The answer is no, both will start and end at the same time, unless your timer class internally does the actual staying of Coroutines one after the other.
Method2 will be called after method1 ends. But the latter ends when you create the Timer, not when the Timer ends. To do this kind of things with Coroutine I usually use callbacks. For example:
void Start() {
StartCoroutine(Timer(2, DoSomething))
}
//The Coroutine
IEnumerator Timer(float time, callback) {
float timer = 0;
while (timer < time) {
timer += Time.deltaTime;
yield return null;
}
callback();
}
void DoSomething() {
//Do something
}
Note: When you pass the method to the Coroutine you don’t call it (you don’t put the parenthesis). You just put the name and it will be called inside the coroutine. Hope it helps 
As @hexagonius pointed out, no. All your code in the same execution flow that is not in a Coroutine will be executed instantly in order and in the same frame.

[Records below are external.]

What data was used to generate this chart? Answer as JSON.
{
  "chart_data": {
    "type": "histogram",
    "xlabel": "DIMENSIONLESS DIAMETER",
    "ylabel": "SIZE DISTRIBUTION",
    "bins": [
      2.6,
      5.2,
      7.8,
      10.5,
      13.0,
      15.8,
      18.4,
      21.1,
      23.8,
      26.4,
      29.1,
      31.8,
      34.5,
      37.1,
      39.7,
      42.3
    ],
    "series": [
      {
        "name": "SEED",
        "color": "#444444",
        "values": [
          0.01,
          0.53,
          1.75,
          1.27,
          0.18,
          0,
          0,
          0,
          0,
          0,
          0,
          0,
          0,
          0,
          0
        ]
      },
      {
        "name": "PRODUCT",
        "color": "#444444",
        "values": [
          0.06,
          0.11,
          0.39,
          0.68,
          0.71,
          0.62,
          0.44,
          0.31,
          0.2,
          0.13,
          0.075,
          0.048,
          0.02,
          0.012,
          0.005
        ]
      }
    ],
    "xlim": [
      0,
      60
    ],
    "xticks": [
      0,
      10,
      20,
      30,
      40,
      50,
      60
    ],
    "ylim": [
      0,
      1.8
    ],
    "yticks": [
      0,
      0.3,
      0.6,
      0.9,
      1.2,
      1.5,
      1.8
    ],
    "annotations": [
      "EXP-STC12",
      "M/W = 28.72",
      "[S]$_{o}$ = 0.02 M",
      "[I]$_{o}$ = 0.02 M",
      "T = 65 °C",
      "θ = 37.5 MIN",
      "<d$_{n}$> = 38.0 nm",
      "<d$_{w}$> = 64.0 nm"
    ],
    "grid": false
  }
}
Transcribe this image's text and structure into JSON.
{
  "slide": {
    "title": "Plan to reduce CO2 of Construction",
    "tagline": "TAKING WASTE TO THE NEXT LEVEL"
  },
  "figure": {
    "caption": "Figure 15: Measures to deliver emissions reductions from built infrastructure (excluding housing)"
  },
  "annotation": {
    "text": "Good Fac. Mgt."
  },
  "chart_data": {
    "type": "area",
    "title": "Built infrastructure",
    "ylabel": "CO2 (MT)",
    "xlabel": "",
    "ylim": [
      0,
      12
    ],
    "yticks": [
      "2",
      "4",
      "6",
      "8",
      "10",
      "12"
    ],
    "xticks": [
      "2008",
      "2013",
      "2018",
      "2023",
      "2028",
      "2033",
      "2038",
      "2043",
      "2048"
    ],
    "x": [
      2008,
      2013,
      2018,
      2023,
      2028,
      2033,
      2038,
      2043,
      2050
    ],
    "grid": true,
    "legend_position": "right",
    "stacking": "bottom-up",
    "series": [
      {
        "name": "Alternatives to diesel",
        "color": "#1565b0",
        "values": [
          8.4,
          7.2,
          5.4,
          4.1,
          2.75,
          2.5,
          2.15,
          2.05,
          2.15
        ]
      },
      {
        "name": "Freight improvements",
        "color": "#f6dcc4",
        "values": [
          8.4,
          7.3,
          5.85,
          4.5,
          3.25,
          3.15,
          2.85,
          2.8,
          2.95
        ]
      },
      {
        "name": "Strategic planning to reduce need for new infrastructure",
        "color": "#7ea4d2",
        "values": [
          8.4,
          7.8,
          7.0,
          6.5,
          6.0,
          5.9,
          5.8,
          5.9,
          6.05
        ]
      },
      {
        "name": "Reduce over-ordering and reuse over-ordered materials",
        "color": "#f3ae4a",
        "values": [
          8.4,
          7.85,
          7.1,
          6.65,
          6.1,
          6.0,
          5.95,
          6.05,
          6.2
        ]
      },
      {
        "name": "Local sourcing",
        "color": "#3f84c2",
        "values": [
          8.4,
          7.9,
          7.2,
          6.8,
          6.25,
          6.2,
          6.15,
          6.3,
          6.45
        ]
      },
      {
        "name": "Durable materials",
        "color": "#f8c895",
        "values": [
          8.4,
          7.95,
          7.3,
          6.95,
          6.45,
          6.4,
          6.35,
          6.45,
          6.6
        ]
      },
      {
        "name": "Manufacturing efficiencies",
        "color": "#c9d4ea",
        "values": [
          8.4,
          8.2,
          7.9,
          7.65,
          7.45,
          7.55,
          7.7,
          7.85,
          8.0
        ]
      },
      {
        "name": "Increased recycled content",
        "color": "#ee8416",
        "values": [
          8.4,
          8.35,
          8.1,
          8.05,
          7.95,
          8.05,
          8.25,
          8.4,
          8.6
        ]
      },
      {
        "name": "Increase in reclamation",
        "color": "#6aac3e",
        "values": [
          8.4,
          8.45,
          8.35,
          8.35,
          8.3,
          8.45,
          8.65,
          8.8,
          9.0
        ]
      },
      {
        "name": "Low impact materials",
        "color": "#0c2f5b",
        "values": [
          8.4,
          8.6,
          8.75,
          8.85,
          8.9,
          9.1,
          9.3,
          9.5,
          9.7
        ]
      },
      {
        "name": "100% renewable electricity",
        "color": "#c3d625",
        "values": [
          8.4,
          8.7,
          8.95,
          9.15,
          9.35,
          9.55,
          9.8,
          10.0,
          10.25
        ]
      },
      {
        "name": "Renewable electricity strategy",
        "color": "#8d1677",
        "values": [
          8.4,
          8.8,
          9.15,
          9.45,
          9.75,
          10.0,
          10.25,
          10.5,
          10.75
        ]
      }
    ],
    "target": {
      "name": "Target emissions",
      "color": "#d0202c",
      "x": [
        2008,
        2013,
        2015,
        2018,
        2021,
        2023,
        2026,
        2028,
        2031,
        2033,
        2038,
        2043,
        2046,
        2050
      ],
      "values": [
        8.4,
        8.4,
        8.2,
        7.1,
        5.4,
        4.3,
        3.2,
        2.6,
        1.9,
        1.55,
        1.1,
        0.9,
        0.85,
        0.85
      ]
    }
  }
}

So if you want to do waiting, you never get around Starting a new coroutine for that. You can either pass the code you want to execute after waiting to the Timer() coroutine, as @Matt1000 pointed out, or you start a new coroutine that waits for the Timer()s to finish before starting the next one. I like the second method more, because it makes the flow in the code easier to read.
In a coroutine, you can yield other coroutines. The coroutine then waits of the other coroutine to be finished at this point. Just make sure that your methods that create coroutines return them like so:
public Coroutine Timer(float duration)
{
return StartCoroutine(WaitForSeconds(duration));
}
private IEnumerator WaitForSeconds(float duration)
{
yield return new WaitForSeconds(duration);
}
Then you should be able to chain the coroutines in another coroutine like so:
public Coroutine Call ( float seconds1, float seconds2 )
{
return StartCoroutine(ExecuteCall(seconds1, seconds2));
}
private IEnumerator ExecuteCall(float seconds1, float seconds2)
{
yield return Timer(seconds1);
//code to execute after first timer finished here
yield return Timer(seconds2);
//code to execute after second timer finished there
}
However, at this point, Timer is nothing more than an alias for WaitForSeconds.